Personal details
- Born: Katherine Ann Shaw Chicago, U.S.^{[citation needed]}
- Spouse: Chris Hayes ​(m. 2007)​
- Children: 3
- Education: Brown University (BA) Northwestern University (JD)

= Kate Shaw =

American lawyer

Katherine Ann Shaw is a professor of law at the University of Pennsylvania Law School, a Supreme Court contributor for ABC News, and co-host of the podcast Strict Scrutiny.

== Education ==
Shaw graduated from Brown University in 2001 with a Bachelor of Arts in religious studies and gender studies. She then went on to Northwestern University School of Law, graduating first in her class in 2006 with a Juris Doctor magna cum laude and Order of the Coif. She was editor-in-chief of the Northwestern University Law Review and won the John Paul Stevens Award at Northwestern.

==Career==
After graduating from law school in 2006, Shaw clerked for Judge Richard A. Posner in the U.S. Court of Appeals for the Seventh Circuit and then for U.S. Supreme Court Justice John Paul Stevens. From 2009 to 2011, Shaw worked at the White House Counsel's Office during the Obama administration. Shaw was a member of the Benjamin N. Cardozo School of Law faculty from 2011 to 2023, where she taught Administrative Law, Constitutional Law, and courses on the Supreme Court, legislation, antitrust, and gender and reproductive rights. She joined the University of Pennsylvania Law School in January 2024. She is a member of the Administrative Conference of the United States (ACUS) and the National Task Force on Election Crises.

==Media commentary==
Professor Shaw has worked for ABC News as an analyst of the Supreme Court since 2015. Her legal and political commentary has also appeared in publications including the New York Times, The Atlantic, and the Washington Post. Shaw has commented on shifts in American jurisprudence, political machinations in Washington and national security, and Supreme Court affairs. In an interview by New York Times podcast correspondent Ezra Klein in July 2022, Shaw explained the historical rightward shift in jurisprudence and conservative political strategies that led to the current ultraconservative Supreme Court.
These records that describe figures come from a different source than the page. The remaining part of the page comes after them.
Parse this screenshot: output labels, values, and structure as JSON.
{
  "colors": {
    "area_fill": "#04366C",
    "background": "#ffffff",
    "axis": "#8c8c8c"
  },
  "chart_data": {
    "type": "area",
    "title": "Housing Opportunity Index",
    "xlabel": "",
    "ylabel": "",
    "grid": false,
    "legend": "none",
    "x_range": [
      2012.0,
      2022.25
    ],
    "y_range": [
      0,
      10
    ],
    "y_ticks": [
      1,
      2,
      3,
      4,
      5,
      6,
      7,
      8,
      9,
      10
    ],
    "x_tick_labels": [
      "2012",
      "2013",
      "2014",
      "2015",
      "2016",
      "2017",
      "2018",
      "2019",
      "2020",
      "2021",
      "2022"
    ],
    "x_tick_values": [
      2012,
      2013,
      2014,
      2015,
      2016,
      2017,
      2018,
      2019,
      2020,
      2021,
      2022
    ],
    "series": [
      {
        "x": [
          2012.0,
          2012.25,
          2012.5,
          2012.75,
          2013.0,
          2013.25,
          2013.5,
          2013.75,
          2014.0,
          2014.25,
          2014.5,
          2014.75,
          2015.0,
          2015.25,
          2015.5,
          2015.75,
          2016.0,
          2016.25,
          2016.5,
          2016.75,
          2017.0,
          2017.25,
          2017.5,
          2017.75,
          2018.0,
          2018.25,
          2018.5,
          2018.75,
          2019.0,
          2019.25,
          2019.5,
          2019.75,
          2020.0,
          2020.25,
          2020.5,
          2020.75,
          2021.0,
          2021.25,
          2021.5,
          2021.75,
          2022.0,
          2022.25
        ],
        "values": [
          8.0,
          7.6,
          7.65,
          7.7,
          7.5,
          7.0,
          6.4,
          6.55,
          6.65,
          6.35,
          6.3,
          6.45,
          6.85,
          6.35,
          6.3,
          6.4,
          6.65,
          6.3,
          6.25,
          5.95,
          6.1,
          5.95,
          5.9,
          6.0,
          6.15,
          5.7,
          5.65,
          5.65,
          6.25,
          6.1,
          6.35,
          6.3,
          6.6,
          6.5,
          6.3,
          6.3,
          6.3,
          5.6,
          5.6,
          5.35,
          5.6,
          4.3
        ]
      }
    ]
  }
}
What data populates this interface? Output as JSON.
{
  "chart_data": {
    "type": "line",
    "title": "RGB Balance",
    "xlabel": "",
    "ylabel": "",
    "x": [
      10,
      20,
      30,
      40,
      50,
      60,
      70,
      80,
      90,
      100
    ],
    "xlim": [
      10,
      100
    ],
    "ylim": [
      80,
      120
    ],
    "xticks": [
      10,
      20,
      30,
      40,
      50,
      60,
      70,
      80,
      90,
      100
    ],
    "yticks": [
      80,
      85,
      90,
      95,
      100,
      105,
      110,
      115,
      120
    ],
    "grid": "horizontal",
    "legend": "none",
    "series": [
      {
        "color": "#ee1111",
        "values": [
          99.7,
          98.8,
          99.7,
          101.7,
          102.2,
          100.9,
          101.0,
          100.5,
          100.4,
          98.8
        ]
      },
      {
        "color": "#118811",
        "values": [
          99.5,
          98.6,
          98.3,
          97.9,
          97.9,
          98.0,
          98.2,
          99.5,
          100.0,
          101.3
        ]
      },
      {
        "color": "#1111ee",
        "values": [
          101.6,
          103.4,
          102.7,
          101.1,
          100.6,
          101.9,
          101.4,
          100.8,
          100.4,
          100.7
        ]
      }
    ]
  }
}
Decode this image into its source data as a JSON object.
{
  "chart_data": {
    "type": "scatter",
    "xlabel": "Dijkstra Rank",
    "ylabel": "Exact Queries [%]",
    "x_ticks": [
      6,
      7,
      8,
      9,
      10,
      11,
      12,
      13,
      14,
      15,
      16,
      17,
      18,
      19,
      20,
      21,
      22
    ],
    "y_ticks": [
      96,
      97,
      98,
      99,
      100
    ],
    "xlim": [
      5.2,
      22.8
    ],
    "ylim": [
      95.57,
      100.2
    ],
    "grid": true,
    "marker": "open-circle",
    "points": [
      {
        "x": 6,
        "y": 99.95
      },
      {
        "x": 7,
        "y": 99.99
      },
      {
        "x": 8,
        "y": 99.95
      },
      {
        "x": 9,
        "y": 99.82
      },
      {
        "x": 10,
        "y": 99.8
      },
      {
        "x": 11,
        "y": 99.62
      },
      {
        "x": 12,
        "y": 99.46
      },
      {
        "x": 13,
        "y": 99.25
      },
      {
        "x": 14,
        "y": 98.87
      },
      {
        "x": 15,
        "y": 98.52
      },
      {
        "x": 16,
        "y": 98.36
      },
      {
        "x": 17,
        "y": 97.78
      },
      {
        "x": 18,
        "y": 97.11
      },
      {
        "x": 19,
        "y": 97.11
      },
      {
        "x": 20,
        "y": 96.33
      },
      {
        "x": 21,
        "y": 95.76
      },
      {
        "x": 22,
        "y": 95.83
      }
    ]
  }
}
During the first Trump administration, Shaw commented on various forms of legal jeopardy faced by the then-President: legal challenges to president's substantive policy initiatives (e.g., DACA, the Muslim travel ban, and environmental policy changes); investigations into members of the cabinet and White House staff; and Trump's personal legal exposure, in a podcast interview. She also wrote about the dangers of Trump's political speech leading up to the 2020 election, and about the causes of the January 6th riots.

Shaw has co-hosted the podcast Strict Scrutiny, along with fellow legal academics Leah Litman and Melissa Murray, since 2019. The podcast analyzes and critiques recent Supreme Court cases, providing historical context and political commentary on the likely impacts of the Court's decisions. In 2022, the podcast joined the Crooked Media network.

==Scholarship==
Shaw is a prolific legal scholar and her work has appeared in law journals such as the Cornell Law Review, Columbia Law Review, Michigan Law Review, Georgetown Law Journal, Texas Law Review, and Northwestern University Law Review.

In a 2022 article, Shaw criticized the United States Electoral College for its distorting effects on democracy, laid out possible reforms, and argued for its abolition. In other commentary, Shaw has argued that the January 6 riots would not have taken place in the absence of the Electoral College.

Shaw has also written about gender and reproductive rights. She recently co-edited a book about judicial decisions on reproductive rights, including cases related to pregnancy, abortion and forced sterilization. Among other subjects, she has also written about felony disenfranchisement in Florida and campaign finance disclosure.

==Personal life==
Shaw met Chris Hayes, now a television host at MS NOW, when they were both undergraduates at Brown University. They married in 2007. Shaw and Hayes lived in Washington, D.C., before moving to New York City, where All In with Chris Hayes is produced. They have three children.

Her father is veteran Chicago reporter Andy Shaw, who also worked for ABC News.